We have trained 350 people and I am now busy with the train-the-trainer. Only two days left! I can do it! I can do it! I can do it! I can do it!I can do it! I can do it! I can do it! I can do it! I can do it! I can do it!

As I told you before it is Ramadan at the moment. This makes training a bit more of an effort as half the staff are fasting. Which means they have little to no energy.

It also means that the trainers are not allowed to consume anything in front of the staff out of respect. This includes water. So I find myself having to down water in the bathroom…..like a smuggler.

Oh well, life in Dubai…..almost home.

How to make an entrance!

This made me smile!!!!!

And life goes on.

So day one of training completed and I’m feeling more settled here.

I miss everyone so much, but I know the time will fly. Before I know it I will be at home.

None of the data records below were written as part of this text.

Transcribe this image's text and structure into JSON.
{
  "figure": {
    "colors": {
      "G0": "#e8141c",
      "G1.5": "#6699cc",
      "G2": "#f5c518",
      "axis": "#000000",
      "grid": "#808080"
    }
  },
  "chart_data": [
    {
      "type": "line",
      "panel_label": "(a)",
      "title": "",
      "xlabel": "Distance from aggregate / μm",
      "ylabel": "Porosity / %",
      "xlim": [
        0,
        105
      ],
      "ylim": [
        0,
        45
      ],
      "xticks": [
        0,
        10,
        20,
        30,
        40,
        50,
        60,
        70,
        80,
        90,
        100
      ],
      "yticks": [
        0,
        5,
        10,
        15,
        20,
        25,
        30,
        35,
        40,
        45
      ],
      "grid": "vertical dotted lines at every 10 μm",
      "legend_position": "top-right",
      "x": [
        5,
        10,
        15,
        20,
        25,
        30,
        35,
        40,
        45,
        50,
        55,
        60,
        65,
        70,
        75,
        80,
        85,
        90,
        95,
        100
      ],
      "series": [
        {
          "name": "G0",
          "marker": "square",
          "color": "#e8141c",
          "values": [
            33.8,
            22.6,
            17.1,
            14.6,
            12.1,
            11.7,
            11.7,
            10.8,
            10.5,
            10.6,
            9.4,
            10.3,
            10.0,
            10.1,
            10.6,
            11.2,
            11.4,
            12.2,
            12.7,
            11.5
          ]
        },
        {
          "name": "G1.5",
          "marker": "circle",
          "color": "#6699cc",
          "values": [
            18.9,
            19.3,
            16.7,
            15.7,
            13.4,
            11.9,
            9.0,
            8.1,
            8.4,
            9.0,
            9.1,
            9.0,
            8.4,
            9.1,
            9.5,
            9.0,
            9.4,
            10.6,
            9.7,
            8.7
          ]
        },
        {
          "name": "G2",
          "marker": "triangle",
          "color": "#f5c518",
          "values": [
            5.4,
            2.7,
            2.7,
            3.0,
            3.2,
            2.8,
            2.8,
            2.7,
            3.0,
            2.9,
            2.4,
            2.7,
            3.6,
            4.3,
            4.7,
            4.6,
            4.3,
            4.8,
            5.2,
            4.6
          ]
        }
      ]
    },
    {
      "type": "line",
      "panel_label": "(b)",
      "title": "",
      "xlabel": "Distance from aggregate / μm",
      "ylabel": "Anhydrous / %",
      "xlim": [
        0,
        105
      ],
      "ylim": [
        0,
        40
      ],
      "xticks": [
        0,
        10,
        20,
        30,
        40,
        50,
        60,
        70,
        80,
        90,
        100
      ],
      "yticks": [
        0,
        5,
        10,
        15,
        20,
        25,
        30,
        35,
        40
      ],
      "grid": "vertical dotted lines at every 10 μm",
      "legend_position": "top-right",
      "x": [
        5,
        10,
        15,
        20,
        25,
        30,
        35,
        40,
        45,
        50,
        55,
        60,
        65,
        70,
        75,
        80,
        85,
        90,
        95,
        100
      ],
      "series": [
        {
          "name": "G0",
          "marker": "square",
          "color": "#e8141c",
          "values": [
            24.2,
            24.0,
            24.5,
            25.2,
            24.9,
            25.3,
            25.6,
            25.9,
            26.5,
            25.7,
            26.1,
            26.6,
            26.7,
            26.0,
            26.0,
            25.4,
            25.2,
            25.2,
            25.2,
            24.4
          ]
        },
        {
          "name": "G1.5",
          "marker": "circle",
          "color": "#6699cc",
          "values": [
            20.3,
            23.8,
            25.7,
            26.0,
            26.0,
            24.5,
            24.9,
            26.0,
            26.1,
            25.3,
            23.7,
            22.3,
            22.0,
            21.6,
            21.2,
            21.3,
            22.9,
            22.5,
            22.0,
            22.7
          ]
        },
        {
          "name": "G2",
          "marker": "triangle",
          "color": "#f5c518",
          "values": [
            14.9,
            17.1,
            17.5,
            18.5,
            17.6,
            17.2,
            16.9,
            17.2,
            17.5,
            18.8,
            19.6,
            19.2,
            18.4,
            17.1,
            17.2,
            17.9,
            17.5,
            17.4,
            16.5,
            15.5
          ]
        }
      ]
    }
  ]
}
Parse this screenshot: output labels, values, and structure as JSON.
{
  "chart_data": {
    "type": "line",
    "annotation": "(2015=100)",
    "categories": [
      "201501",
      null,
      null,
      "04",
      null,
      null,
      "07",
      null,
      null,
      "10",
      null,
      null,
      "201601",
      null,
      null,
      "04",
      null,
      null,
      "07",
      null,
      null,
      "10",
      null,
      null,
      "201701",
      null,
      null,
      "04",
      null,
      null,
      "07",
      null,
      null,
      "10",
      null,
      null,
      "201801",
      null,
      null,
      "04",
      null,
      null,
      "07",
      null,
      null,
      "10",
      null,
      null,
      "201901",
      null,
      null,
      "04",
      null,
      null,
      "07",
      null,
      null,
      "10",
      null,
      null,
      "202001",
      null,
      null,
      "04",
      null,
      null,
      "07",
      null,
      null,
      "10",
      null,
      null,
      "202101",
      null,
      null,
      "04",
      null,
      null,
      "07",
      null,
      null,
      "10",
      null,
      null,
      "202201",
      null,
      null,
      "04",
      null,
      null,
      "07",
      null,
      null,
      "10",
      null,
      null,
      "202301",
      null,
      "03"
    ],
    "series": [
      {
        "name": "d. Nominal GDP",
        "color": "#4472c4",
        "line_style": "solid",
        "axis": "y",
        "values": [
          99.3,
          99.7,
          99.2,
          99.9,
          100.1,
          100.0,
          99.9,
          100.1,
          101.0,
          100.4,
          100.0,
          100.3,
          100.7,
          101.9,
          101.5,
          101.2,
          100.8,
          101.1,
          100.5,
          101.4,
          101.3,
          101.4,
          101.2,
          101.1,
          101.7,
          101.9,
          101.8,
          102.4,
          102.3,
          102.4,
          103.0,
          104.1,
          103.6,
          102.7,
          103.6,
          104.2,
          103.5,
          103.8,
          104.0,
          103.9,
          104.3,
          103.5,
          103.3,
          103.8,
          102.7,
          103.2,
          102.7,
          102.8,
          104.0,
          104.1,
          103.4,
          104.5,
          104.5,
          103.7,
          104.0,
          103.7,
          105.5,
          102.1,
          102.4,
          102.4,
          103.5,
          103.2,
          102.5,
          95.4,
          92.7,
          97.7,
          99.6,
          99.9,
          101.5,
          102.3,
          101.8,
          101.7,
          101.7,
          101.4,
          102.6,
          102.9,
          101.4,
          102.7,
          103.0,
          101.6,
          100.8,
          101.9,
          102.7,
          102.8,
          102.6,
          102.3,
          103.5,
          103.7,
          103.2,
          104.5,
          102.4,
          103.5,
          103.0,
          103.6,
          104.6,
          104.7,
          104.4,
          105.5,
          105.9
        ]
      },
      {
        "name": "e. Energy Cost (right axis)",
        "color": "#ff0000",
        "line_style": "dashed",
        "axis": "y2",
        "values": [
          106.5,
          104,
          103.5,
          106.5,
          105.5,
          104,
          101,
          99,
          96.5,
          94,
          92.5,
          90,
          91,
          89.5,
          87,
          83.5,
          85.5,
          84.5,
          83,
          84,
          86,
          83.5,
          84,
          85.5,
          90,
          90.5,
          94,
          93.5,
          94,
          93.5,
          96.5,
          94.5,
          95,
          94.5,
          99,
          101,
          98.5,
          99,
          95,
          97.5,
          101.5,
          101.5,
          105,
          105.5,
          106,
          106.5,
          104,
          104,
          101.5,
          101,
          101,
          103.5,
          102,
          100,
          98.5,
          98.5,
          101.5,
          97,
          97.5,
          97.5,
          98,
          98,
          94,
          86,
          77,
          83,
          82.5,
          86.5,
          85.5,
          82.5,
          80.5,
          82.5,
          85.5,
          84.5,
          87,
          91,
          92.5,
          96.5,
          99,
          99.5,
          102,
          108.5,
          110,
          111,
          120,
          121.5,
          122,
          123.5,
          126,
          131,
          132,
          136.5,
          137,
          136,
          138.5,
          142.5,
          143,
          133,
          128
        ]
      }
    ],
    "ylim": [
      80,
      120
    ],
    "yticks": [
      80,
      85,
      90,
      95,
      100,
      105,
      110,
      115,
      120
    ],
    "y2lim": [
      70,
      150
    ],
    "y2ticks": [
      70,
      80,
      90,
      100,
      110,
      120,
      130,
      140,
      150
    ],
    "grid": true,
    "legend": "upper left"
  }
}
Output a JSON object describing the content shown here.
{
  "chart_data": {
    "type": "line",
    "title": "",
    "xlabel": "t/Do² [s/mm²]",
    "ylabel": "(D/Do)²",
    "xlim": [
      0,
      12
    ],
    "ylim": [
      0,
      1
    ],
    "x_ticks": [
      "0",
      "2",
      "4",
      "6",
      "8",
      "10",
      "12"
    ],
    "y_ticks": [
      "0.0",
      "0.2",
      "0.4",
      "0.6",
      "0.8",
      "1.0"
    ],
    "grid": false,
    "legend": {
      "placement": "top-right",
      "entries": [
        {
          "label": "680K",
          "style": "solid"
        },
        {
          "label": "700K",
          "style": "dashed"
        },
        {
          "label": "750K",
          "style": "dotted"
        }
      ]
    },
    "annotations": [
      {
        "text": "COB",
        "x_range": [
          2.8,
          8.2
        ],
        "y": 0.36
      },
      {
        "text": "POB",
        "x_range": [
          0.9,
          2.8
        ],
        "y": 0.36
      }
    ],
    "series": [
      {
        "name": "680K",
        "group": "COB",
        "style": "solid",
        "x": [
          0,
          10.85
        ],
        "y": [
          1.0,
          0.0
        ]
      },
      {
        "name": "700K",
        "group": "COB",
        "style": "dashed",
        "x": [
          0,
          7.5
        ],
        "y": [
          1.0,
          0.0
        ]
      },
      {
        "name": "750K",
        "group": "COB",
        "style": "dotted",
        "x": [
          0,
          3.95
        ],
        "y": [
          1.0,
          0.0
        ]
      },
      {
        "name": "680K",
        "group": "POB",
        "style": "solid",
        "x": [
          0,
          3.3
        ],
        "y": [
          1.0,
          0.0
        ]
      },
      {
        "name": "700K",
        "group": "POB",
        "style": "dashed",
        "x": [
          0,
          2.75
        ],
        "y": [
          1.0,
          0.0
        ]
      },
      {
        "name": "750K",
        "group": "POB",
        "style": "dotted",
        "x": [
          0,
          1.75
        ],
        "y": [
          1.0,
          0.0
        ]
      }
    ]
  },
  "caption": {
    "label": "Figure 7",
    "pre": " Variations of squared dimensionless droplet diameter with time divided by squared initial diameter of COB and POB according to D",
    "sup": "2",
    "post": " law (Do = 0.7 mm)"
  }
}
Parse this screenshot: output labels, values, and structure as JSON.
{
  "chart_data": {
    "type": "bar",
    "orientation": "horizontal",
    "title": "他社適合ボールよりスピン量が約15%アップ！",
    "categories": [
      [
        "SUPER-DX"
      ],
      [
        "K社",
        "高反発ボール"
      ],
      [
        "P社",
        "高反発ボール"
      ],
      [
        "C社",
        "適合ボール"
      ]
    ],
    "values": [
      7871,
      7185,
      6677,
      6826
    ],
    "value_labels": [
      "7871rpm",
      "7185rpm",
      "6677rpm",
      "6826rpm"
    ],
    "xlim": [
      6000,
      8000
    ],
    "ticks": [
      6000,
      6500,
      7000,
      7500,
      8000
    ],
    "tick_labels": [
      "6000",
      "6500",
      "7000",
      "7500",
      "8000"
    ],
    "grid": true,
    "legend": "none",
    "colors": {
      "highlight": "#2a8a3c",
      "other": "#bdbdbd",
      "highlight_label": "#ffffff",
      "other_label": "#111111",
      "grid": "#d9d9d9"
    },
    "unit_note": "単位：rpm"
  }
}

There are definately a few things I do enjoy about traveling, so in order to lighten the mood from my last post here they are.

1. I can watch all the comedy TV I want. They actually have a whole channel dedicated to shows like Frasier, Everyone loves Raymond and How I met your mother. Heaven to me and a real pick me up.

2. The food, ahhhhhh man! I really have to control myself otherwise I really will roll home.

3. The diversity. Its so interesting to be surounded by all these different cultures and acents. Very refreshing!

4.No doing dishes, cleaning the kitchen, making dinner and more time to blog…..!

5. I know the management team well enough to be able to have a semi-casual conversation with them. So I’m not totally isolated.

6. There is no crazy chef sending me strawberry’s. :-)

7. Can’t complain about chocolates on the pillow everynight.

Thats it, see I can try to be positive, I can I can I can!!